Berrenrath merely nodded, opened the rear door of one of the patrol cars and gestured to her to get in. The younger policeman went around the car and got in behind the wheel, then turned, never taking his eyes off Cora. He looked almost afraid of her.
She would gladly have reassured him but she didn't know how It was over! He wouldn't have understood that, though. She didn't understand it herself, she merely sensed it, as though she'd inscribed it on her forehead in the man's blood: OVER!
Berrenrath really did go back. He wasn't long. "Your husband will see to it," he said as he got in beside her.
She felt relieved of everything. Relieved and remote and somewhat isolated - numb with triumph, as if she'd swum out and submerged. A grand sensation, except that it was confined to her heart and stomach. In her brain she felt a gradual, sneaking inclination to view what had happened from another perspective: with the eyes of the people who had gone to the lido for an afternoon's recreation.
She thought suddenly of her son and the way he'd been sitting on the blanket, crying. The poor little fellow had witnessed the whole thing. She consoled herself with the thought that he was too young to have taken it in. He would forget what he had seen. He would forget her too. He would grow up with Gereon and her parents-inlaw His grandmother was very kind to him. Even the old man, that uncouth boor, watched over his grandson like a mother hen.
The trip didn't take long, and she was
so preoccupied with her thoughts that she didn't register any of it. When the patrol car pulled up - when Berrenrath got out and asked her to do likewise - she surfaced for a moment, only to subside at once into thoughts of the future so as not to have to dwell on the past.
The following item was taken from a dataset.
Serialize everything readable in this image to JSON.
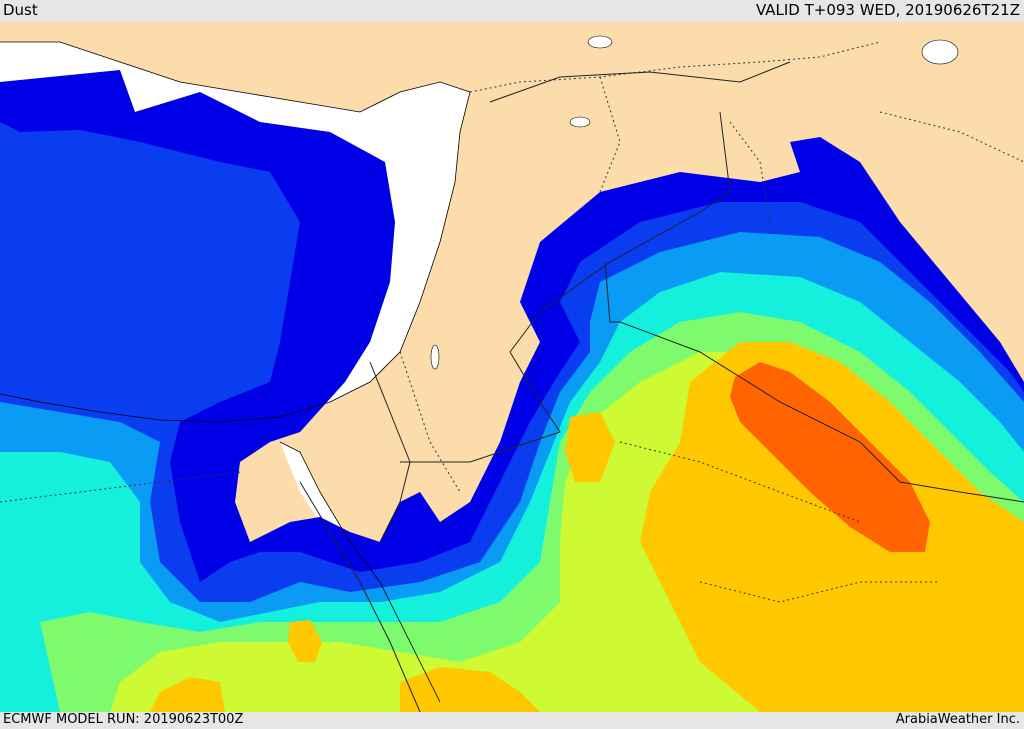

Life imprisonment! She was quite clear about that. After all, she'd committed a murder. She was clear about that too. She had to be punished, but prison bars couldn't intimidate someone inured to the Cross. There was nothing ominous about the idea of a cell. Regular meals and a job in the kitchen or the laundry - even in an office, perhaps, if she behaved herself and showed everyone what she was capable of.
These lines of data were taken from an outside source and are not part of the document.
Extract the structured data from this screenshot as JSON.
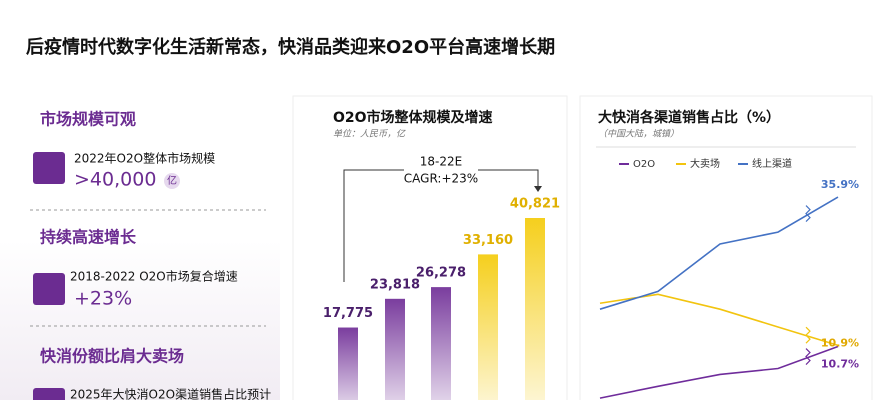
{
  "title": "后疫情时代数字化生活新常态，快消品类迎来O2O平台高速增长期",
  "highlights": [
    {
      "heading": "市场规模可观",
      "label": "2022年O2O整体市场规模",
      "value": ">40,000",
      "unit": "亿"
    },
    {
      "heading": "持续高速增长",
      "label": "2018-2022 O2O市场复合增速",
      "value": "+23%"
    },
    {
      "heading": "快消份额比肩大卖场",
      "label": "2025年大快消O2O渠道销售占比预计"
    }
  ],
  "chart_data": [
    {
      "type": "bar",
      "title": "O2O市场整体规模及增速",
      "subtitle": "单位：人民币，亿",
      "annotation": [
        "18-22E",
        "CAGR:+23%"
      ],
      "categories": [
        null,
        null,
        null,
        null,
        null
      ],
      "values": [
        17775,
        23818,
        26278,
        33160,
        40821
      ],
      "value_labels": [
        "17,775",
        "23,818",
        "26,278",
        "33,160",
        "40,821"
      ],
      "colors": [
        "#7a3d9e",
        "#7a3d9e",
        "#7a3d9e",
        "#f5cf1d",
        "#f5cf1d"
      ]
    },
    {
      "type": "line",
      "title": "大快消各渠道销售占比（%）",
      "subtitle": "（中国大陆，城镇）",
      "categories": [
        null,
        null,
        null,
        null,
        null
      ],
      "series": [
        {
          "name": "O2O",
          "color": "#6f2c9b",
          "values": [
            2,
            4,
            6,
            7,
            10.7
          ],
          "value_labels": [
            null,
            null,
            null,
            null,
            "10.7%"
          ]
        },
        {
          "name": "大卖场",
          "color": "#f2c40f",
          "values": [
            18,
            19.5,
            17,
            14,
            10.9
          ],
          "value_labels": [
            null,
            null,
            null,
            null,
            "10.9%"
          ]
        },
        {
          "name": "线上渠道",
          "color": "#4472c4",
          "values": [
            17,
            20,
            28,
            30,
            35.9
          ],
          "value_labels": [
            null,
            null,
            null,
            null,
            "35.9%"
          ]
        }
      ]
    }
  ]
}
Prison couldn't be so different from her three years with Gereon. It made no difference whether she was being watched by her parents-in-law or a bunch of wardresses. The weekends would be a thing of the past, that's all. No more cigarettes whose dying embers in the ashtray signalled the madness to come.
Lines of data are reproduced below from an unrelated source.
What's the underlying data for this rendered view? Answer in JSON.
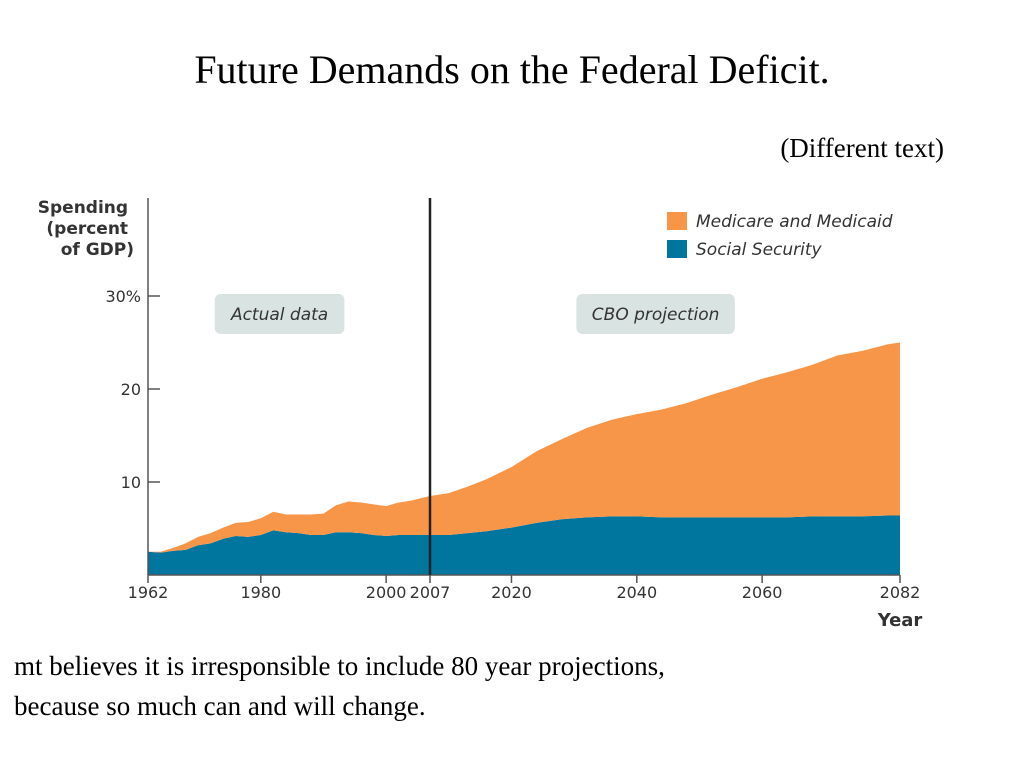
{
  "slide": {
    "title": "Future Demands on the Federal Deficit.",
    "subtitle": "(Different text)",
    "caption_lines": [
      "mt believes it is irresponsible to include 80 year projections,",
      "because so much can and will change."
    ]
  },
  "chart_data": {
    "type": "area",
    "stacked": true,
    "ylabel": [
      "Spending",
      "(percent",
      "of GDP)"
    ],
    "xlabel": "Year",
    "xlim": [
      1962,
      2082
    ],
    "ylim": [
      0,
      30
    ],
    "yticks": [
      10,
      20,
      30
    ],
    "ytick_labels": [
      "10",
      "20",
      "30%"
    ],
    "xticks": [
      1962,
      1980,
      2000,
      2007,
      2020,
      2040,
      2060,
      2082
    ],
    "xtick_labels": [
      "1962",
      "1980",
      "2000",
      "2007",
      "2020",
      "2040",
      "2060",
      "2082"
    ],
    "divider_year": 2007,
    "annotations": [
      {
        "text": "Actual data",
        "year": 1983
      },
      {
        "text": "CBO projection",
        "year": 2043
      }
    ],
    "legend": {
      "placement": "top-right"
    },
    "x": [
      1962,
      1964,
      1966,
      1968,
      1970,
      1972,
      1974,
      1976,
      1978,
      1980,
      1982,
      1984,
      1986,
      1988,
      1990,
      1992,
      1994,
      1996,
      1998,
      2000,
      2002,
      2004,
      2007,
      2010,
      2013,
      2016,
      2020,
      2024,
      2028,
      2032,
      2036,
      2040,
      2044,
      2048,
      2052,
      2056,
      2060,
      2064,
      2068,
      2072,
      2076,
      2080,
      2082
    ],
    "series": [
      {
        "name": "Social Security",
        "color": "#00759e",
        "values": [
          2.5,
          2.4,
          2.6,
          2.7,
          3.2,
          3.4,
          3.9,
          4.2,
          4.1,
          4.3,
          4.8,
          4.6,
          4.5,
          4.3,
          4.3,
          4.6,
          4.6,
          4.5,
          4.3,
          4.2,
          4.3,
          4.3,
          4.3,
          4.3,
          4.5,
          4.7,
          5.1,
          5.6,
          6.0,
          6.2,
          6.3,
          6.3,
          6.2,
          6.2,
          6.2,
          6.2,
          6.2,
          6.2,
          6.3,
          6.3,
          6.3,
          6.4,
          6.4
        ]
      },
      {
        "name": "Medicare and Medicaid",
        "color": "#f79548",
        "values": [
          0.0,
          0.1,
          0.3,
          0.7,
          0.9,
          1.1,
          1.2,
          1.4,
          1.6,
          1.8,
          2.0,
          1.9,
          2.0,
          2.2,
          2.3,
          2.9,
          3.3,
          3.3,
          3.3,
          3.2,
          3.5,
          3.7,
          4.2,
          4.5,
          5.0,
          5.6,
          6.5,
          7.7,
          8.6,
          9.6,
          10.4,
          11.0,
          11.6,
          12.3,
          13.2,
          14.0,
          14.9,
          15.6,
          16.3,
          17.3,
          17.8,
          18.4,
          18.6
        ]
      }
    ]
  }
}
The next time she surfaced she was sitting on a chair in a whitewashed room. More chairs were scattered around at random, and in the centre were two desks, each bearing a telephone and a typewriter surrounded by a clutter of papers. The sight of them worried her. She itched to tidy them up and wondered if she should ask the policemen for permission.
The younger one was standing near the door, Berrenrath beside a large window with two pot plants languishing on the sill. The sunlight was still strong enough to dazzle her, and she'd forgotten to bring her sunglasses. On the right, beside the pot plants, lay a folder. The Cora Bender file, she thought fleetingly. It could only be a slender file - the case was clear-cut, after all. They would have to ask her a few questions, of course, but ...
Those plants needed attention badly. A pitiful sight, with brown blotches on the leaves, they must have been standing in the full glare of the afternoon sun. Ten to one the soil was bound to be bone dry.